Please don't get me wrong. I understand that there are limits to the power of a liberal education to generate model citizens; some folk are simply unresponsive to this kind of learning. My point is that no path through college is irrelevant when it comes to dealing with the challenges that face society. And, what is more, employers recognize this. According to a survey conducted last year for the Association of American Colleges and Universities, the two collegiate "learning outcomes" most heavily favored by employers are "the ability to effectively communicate orally and in writing" and "critical thinking and analytical reasoning skills," both of which lie squarely at the heart of a liberal education. Coupled with the fact that the days of the "company man" are over and that the typical employee can expect to change jobs five to seven times in his or her lifetime, there is every reason to interweave the strengths of many disciplines at college and so prepare oneself for the fluid, fast-paced world of the 21st century.

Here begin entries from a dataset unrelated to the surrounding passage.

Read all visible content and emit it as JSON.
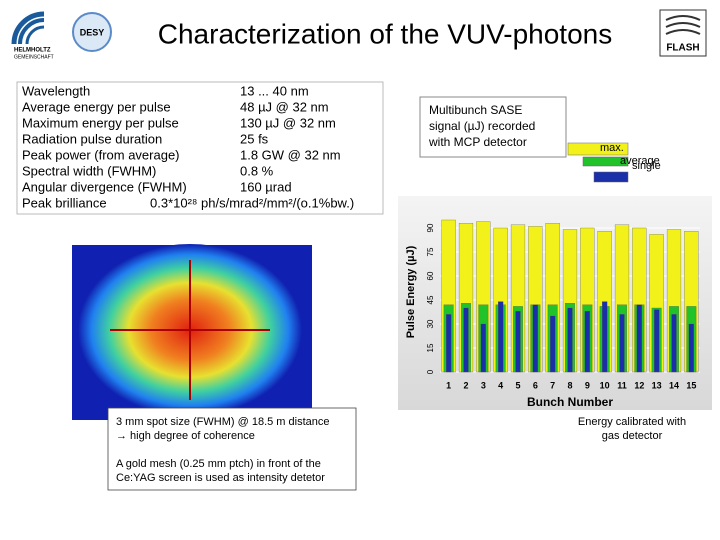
{
  "header": {
    "title": "Characterization of the VUV-photons",
    "logos": [
      "HELMHOLTZ",
      "GEMEINSCHAFT",
      "DESY",
      "FLASH"
    ]
  },
  "parameters": [
    {
      "label": "Wavelength",
      "value": "13 ... 40 nm"
    },
    {
      "label": "Average energy per pulse",
      "value": "48 µJ @ 32 nm"
    },
    {
      "label": "Maximum energy per pulse",
      "value": "130 µJ @ 32 nm"
    },
    {
      "label": "Radiation pulse duration",
      "value": "25 fs"
    },
    {
      "label": "Peak power (from average)",
      "value": "1.8 GW @ 32 nm"
    },
    {
      "label": "Spectral width (FWHM)",
      "value": "0.8 %"
    },
    {
      "label": "Angular divergence (FWHM)",
      "value": "160 µrad"
    },
    {
      "label": "Peak brilliance",
      "value": "0.3*10²⁸ ph/s/mrad²/mm²/(o.1%bw.)"
    }
  ],
  "captions": {
    "mcp": [
      "Multibunch SASE",
      "signal (µJ) recorded",
      "with MCP detector"
    ],
    "spot": [
      "3 mm spot size (FWHM) @ 18.5 m distance",
      "→ high degree of coherence"
    ],
    "mesh": [
      "A gold mesh (0.25 mm ptch) in front of the",
      "Ce:YAG screen is used as intensity detetor"
    ],
    "calibration": [
      "Energy calibrated with",
      "gas detector"
    ]
  },
  "chart_data": {
    "type": "bar",
    "ylabel": "Pulse Energy (µJ)",
    "xlabel": "Bunch Number",
    "categories": [
      1,
      2,
      3,
      4,
      5,
      6,
      7,
      8,
      9,
      10,
      11,
      12,
      13,
      14,
      15
    ],
    "series": [
      {
        "name": "max.",
        "color": "#f2f21a",
        "values": [
          95,
          93,
          94,
          90,
          92,
          91,
          93,
          89,
          90,
          88,
          92,
          90,
          86,
          89,
          88
        ]
      },
      {
        "name": "average",
        "color": "#22c22a",
        "values": [
          42,
          43,
          42,
          42,
          41,
          42,
          42,
          43,
          42,
          41,
          42,
          42,
          40,
          41,
          41
        ]
      },
      {
        "name": "single",
        "color": "#1a2fa8",
        "values": [
          36,
          40,
          30,
          44,
          38,
          42,
          35,
          40,
          38,
          44,
          36,
          42,
          39,
          36,
          30
        ]
      }
    ],
    "ylim": [
      0,
      100
    ],
    "yticks": [
      0,
      15,
      30,
      45,
      60,
      75,
      90
    ]
  }
}
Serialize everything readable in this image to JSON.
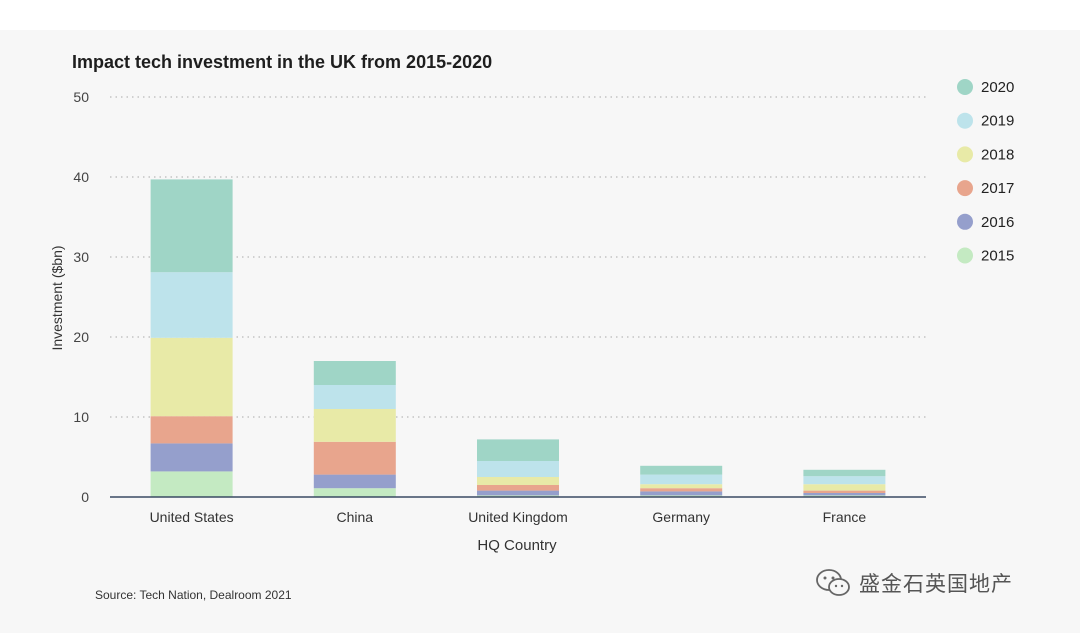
{
  "chart_data": {
    "type": "bar",
    "stacked": true,
    "title": "Impact tech investment in the UK from 2015-2020",
    "xlabel": "HQ Country",
    "ylabel": "Investment ($bn)",
    "ylim": [
      0,
      50
    ],
    "yticks": [
      0,
      10,
      20,
      30,
      40,
      50
    ],
    "grid": true,
    "legend_position": "right",
    "categories": [
      "United States",
      "China",
      "United Kingdom",
      "Germany",
      "France"
    ],
    "series": [
      {
        "name": "2015",
        "color": "#c4eac2",
        "values": [
          3.2,
          1.1,
          0.2,
          0.2,
          0.2
        ]
      },
      {
        "name": "2016",
        "color": "#959fcc",
        "values": [
          3.5,
          1.7,
          0.6,
          0.5,
          0.3
        ]
      },
      {
        "name": "2017",
        "color": "#e8a58d",
        "values": [
          3.4,
          4.1,
          0.7,
          0.4,
          0.3
        ]
      },
      {
        "name": "2018",
        "color": "#e8eaa7",
        "values": [
          9.8,
          4.1,
          1.0,
          0.5,
          0.8
        ]
      },
      {
        "name": "2019",
        "color": "#bde3eb",
        "values": [
          8.2,
          3.0,
          2.0,
          1.2,
          1.0
        ]
      },
      {
        "name": "2020",
        "color": "#9fd5c6",
        "values": [
          11.6,
          3.0,
          2.7,
          1.1,
          0.8
        ]
      }
    ],
    "source": "Source: Tech Nation, Dealroom 2021"
  },
  "watermark": {
    "text": "盛金石英国地产",
    "icon": "wechat-icon"
  }
}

Only you can decide the educational path that is best for you, but this is what I would do if I were in your place. When the time comes to leave Lawrenceville, sit down with the undergraduate catalog of your college or university of choice and having perused its pages, close your eyes and think about the courses most likely to excite and fascinate you. Think about the subjects you love but also those of which you know next to nothing; come up with combinations and permutations that no one in your school and family has even thought of; above all, do not let your parents and advisers convince you that what you want to study is impractical. If the world is to be your oyster, you must comprehend the world, and nowhere is this more likely to happen than within the context of a liberal education. I thank you for giving me an opportunity to share my thoughts with you today.